For XML you could use iterparse, see 

http://effbot.org/elementtree/iterparse.htm

I came up with the following and found memory usage to be stable.

import random
import xml.etree.ElementTree
from xml.sax.saxutils import escape

def iter_elems(file, tag):
    it = xml.etree.ElementTree.iterparse(file, events=("start", "end"))
    root = next(it)[1]
    for event, elem in it:
        if event == "end" and elem.tag == tag:
            yield elem
            root.clear()

# --- example below ---

class NeverendingXMLFile:
    def __init__(self, words):
        self.words = words
        self.chunks = self.gen_chunks()

    def gen_chunks(self):
        words = self.words
        yield b"<doc>"
        while True:
            yield "<word>{}</word>".format(random.choice(words)).encode()

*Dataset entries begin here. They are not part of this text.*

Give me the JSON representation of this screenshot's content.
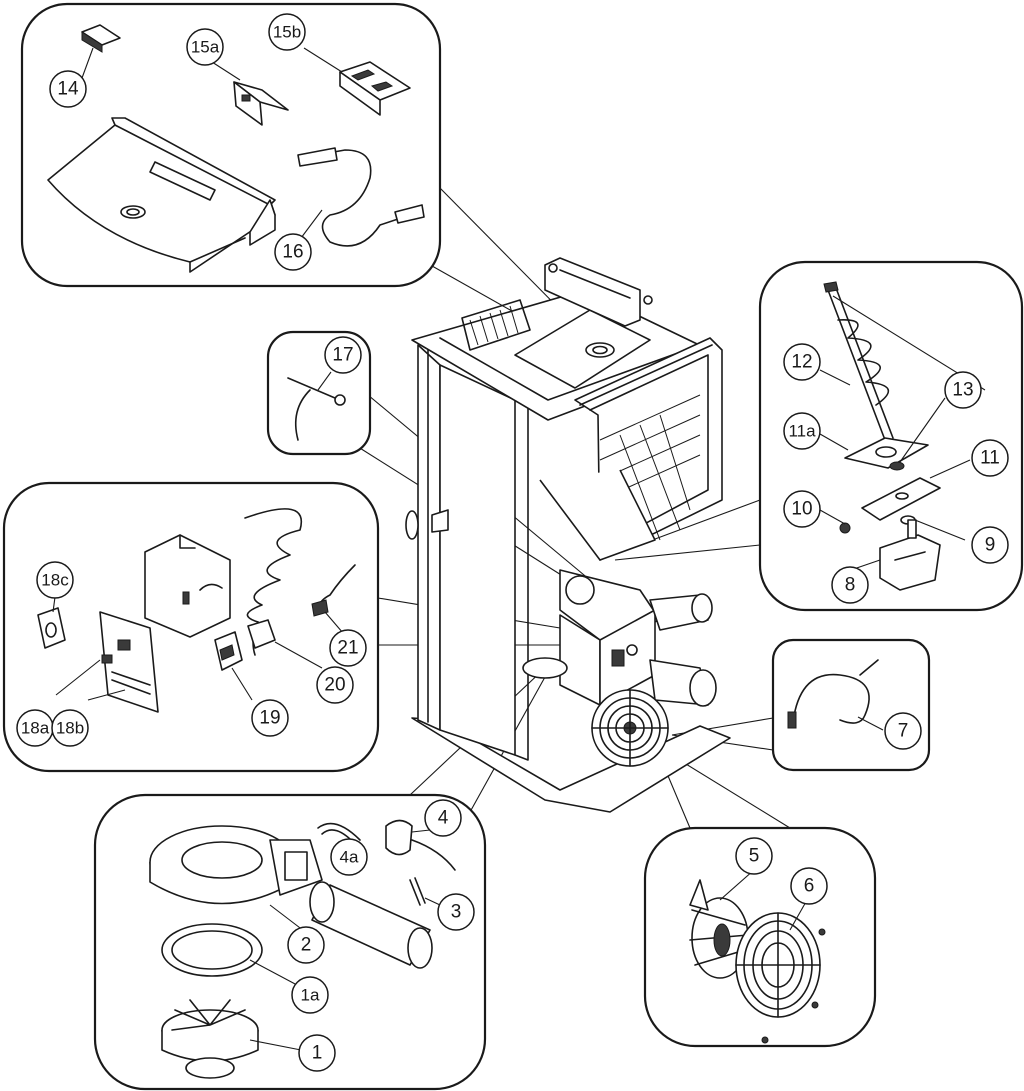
{
  "diagram": {
    "callouts": [
      {
        "id": "c1",
        "label": "1"
      },
      {
        "id": "c1a",
        "label": "1a"
      },
      {
        "id": "c2",
        "label": "2"
      },
      {
        "id": "c3",
        "label": "3"
      },
      {
        "id": "c4",
        "label": "4"
      },
      {
        "id": "c4a",
        "label": "4a"
      },
      {
        "id": "c5",
        "label": "5"
      },
      {
        "id": "c6",
        "label": "6"
      },
      {
        "id": "c7",
        "label": "7"
      },
      {
        "id": "c8",
        "label": "8"
      },
      {
        "id": "c9",
        "label": "9"
      },
      {
        "id": "c10",
        "label": "10"
      },
      {
        "id": "c11",
        "label": "11"
      },
      {
        "id": "c11a",
        "label": "11a"
      },
      {
        "id": "c12",
        "label": "12"
      },
      {
        "id": "c13",
        "label": "13"
      },
      {
        "id": "c14",
        "label": "14"
      },
      {
        "id": "c15a",
        "label": "15a"
      },
      {
        "id": "c15b",
        "label": "15b"
      },
      {
        "id": "c16",
        "label": "16"
      },
      {
        "id": "c17",
        "label": "17"
      },
      {
        "id": "c18a",
        "label": "18a"
      },
      {
        "id": "c18b",
        "label": "18b"
      },
      {
        "id": "c18c",
        "label": "18c"
      },
      {
        "id": "c19",
        "label": "19"
      },
      {
        "id": "c20",
        "label": "20"
      },
      {
        "id": "c21",
        "label": "21"
      }
    ]
  }
}
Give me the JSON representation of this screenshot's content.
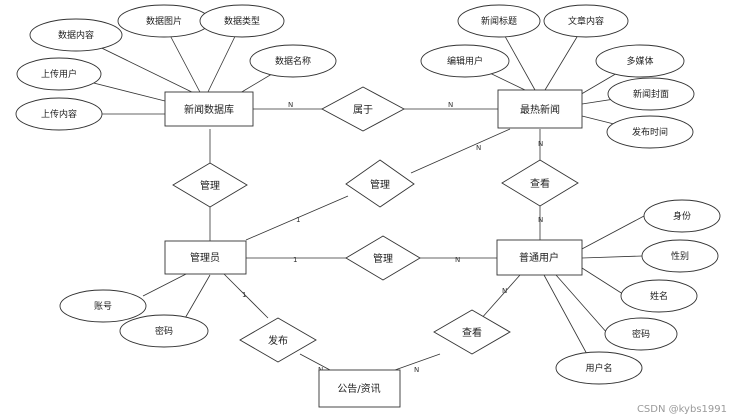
{
  "entities": {
    "news_db": "新闻数据库",
    "hot_news": "最热新闻",
    "admin": "管理员",
    "user": "普通用户",
    "notice": "公告/资讯"
  },
  "relations": {
    "belongs": "属于",
    "manage_db": "管理",
    "manage_news": "管理",
    "manage_user": "管理",
    "view_news": "查看",
    "publish": "发布",
    "view_notice": "查看"
  },
  "attributes": {
    "news_db": [
      "数据内容",
      "数据图片",
      "数据类型",
      "数据名称",
      "上传用户",
      "上传内容"
    ],
    "hot_news": [
      "新闻标题",
      "文章内容",
      "编辑用户",
      "多媒体",
      "新闻封面",
      "发布时间"
    ],
    "admin": [
      "账号",
      "密码"
    ],
    "user": [
      "身份",
      "性别",
      "姓名",
      "密码",
      "用户名"
    ]
  },
  "cardinality": {
    "n": "N",
    "one": "1"
  },
  "watermark": "CSDN @kybs1991"
}
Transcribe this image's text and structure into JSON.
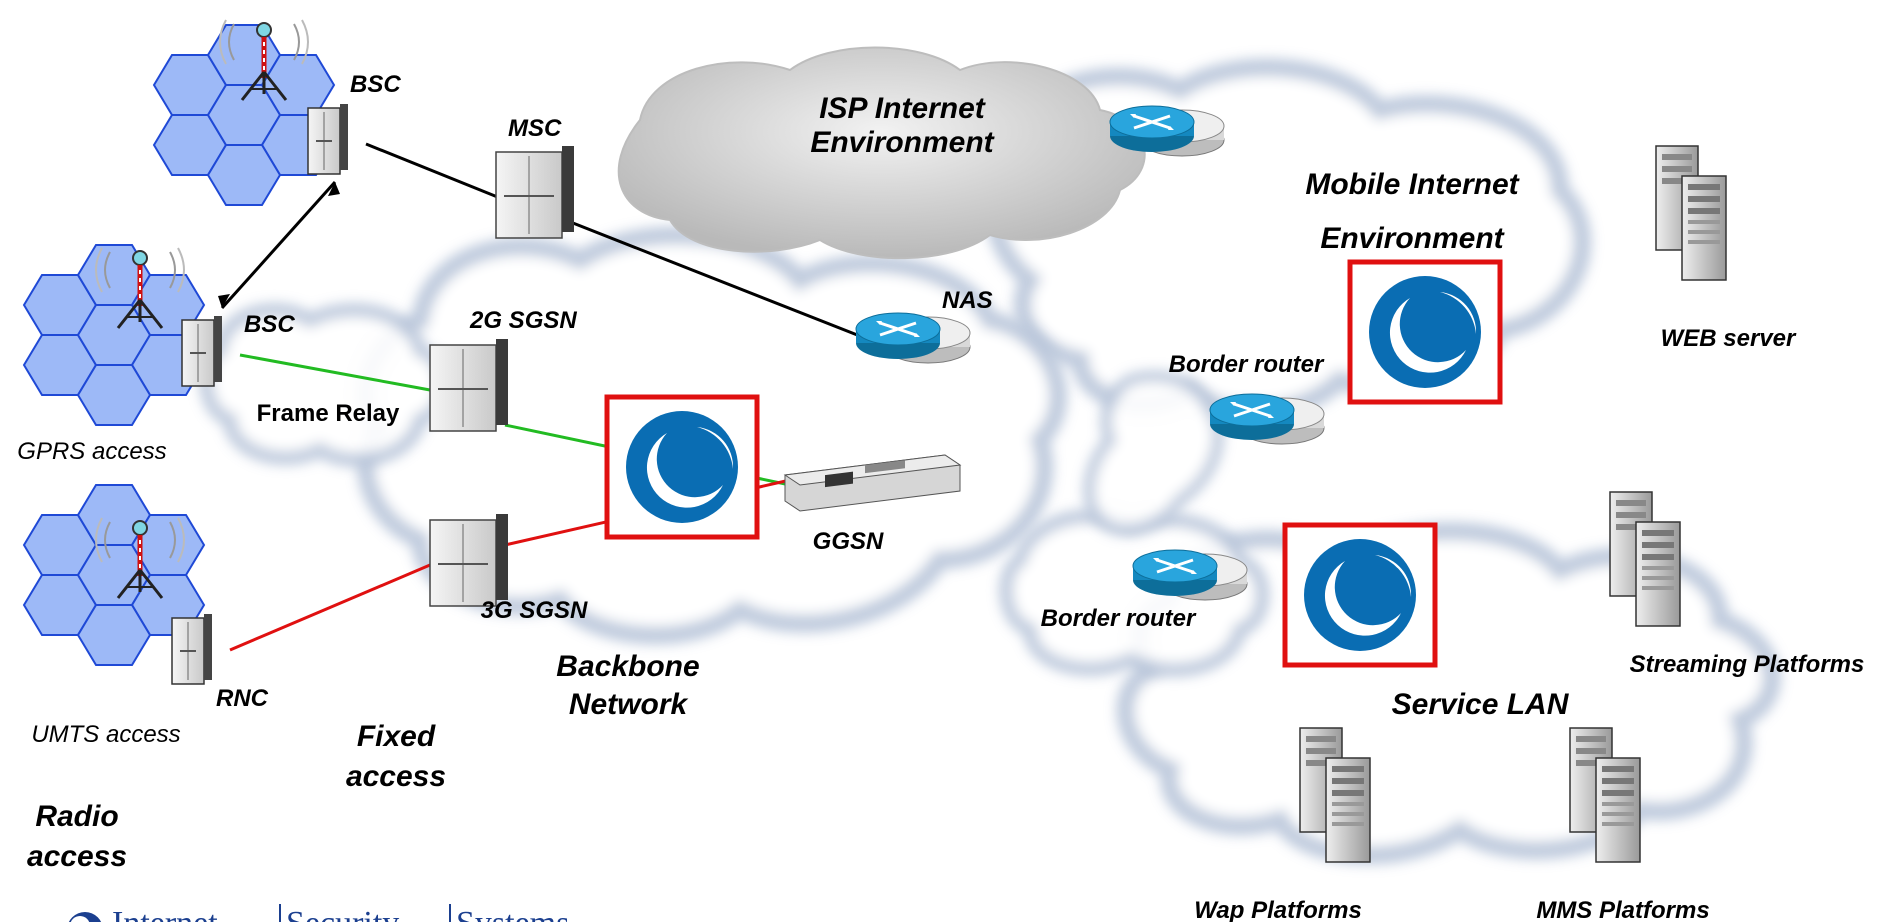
{
  "labels": {
    "bsc_top": "BSC",
    "msc": "MSC",
    "isp_line1": "ISP Internet",
    "isp_line2": "Environment",
    "mobile_line1": "Mobile Internet",
    "mobile_line2": "Environment",
    "web_server": "WEB server",
    "bsc_mid": "BSC",
    "sgsn_2g": "2G SGSN",
    "nas": "NAS",
    "border_router_1": "Border router",
    "frame_relay": "Frame Relay",
    "gprs_access": "GPRS access",
    "ggsn": "GGSN",
    "sgsn_3g": "3G SGSN",
    "border_router_2": "Border router",
    "streaming": "Streaming Platforms",
    "backbone_line1": "Backbone",
    "backbone_line2": "Network",
    "rnc": "RNC",
    "service_lan": "Service LAN",
    "umts_access": "UMTS access",
    "fixed_line1": "Fixed",
    "fixed_line2": "access",
    "radio_line1": "Radio",
    "radio_line2": "access",
    "wap": "Wap Platforms",
    "mms": "MMS Platforms"
  },
  "logo": {
    "words": [
      "Internet",
      "Security",
      "Systems"
    ]
  },
  "colors": {
    "cell_fill": "#9db9f7",
    "cell_stroke": "#1f49d6",
    "isp_cloud": "#c8c8c8",
    "link_black": "#000000",
    "link_green": "#22bb22",
    "link_red": "#e01010",
    "highlight_box": "#e01010",
    "proventia_blue": "#0a6db3",
    "router_blue": "#1592c8"
  },
  "icons": [
    "cell-tower-icon",
    "bsc-cabinet-icon",
    "router-icon",
    "server-icon",
    "proventia-logo-icon",
    "ggsn-chassis-icon"
  ]
}
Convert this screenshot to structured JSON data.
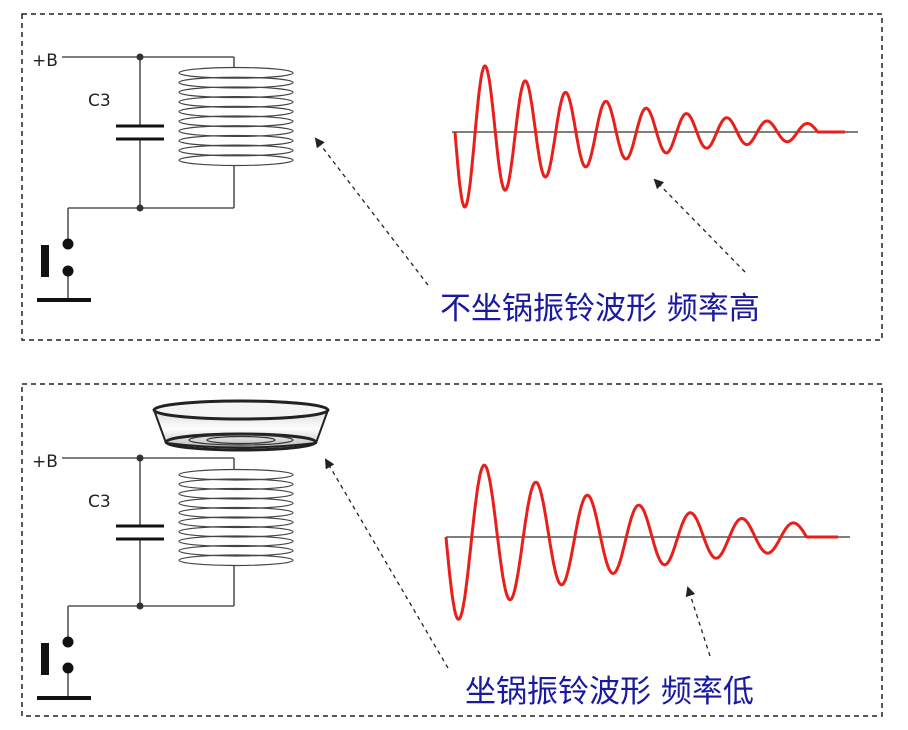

    def read(self, size=None):
        return next(self.chunks)

def filelike():
    with open("/usr/share/dict/words") as f:
        words = [escape(line.strip()) for line in f]
    infile = NeverendingXMLFile(words)
    return infile

if __name__ == "__main__":
    for word in iter_elems(filelike(), "word"):
        print(word.text)

In theory this should be even simpler with lxml as it exposes the root 
element and allows to filter per tag

http://lxml.de/parsing.html#iterparse-and-iterwalk

Unfortunately root seems to be set after the closing </...> and thus doesn't 
help with dereferencing seen elements during iteration.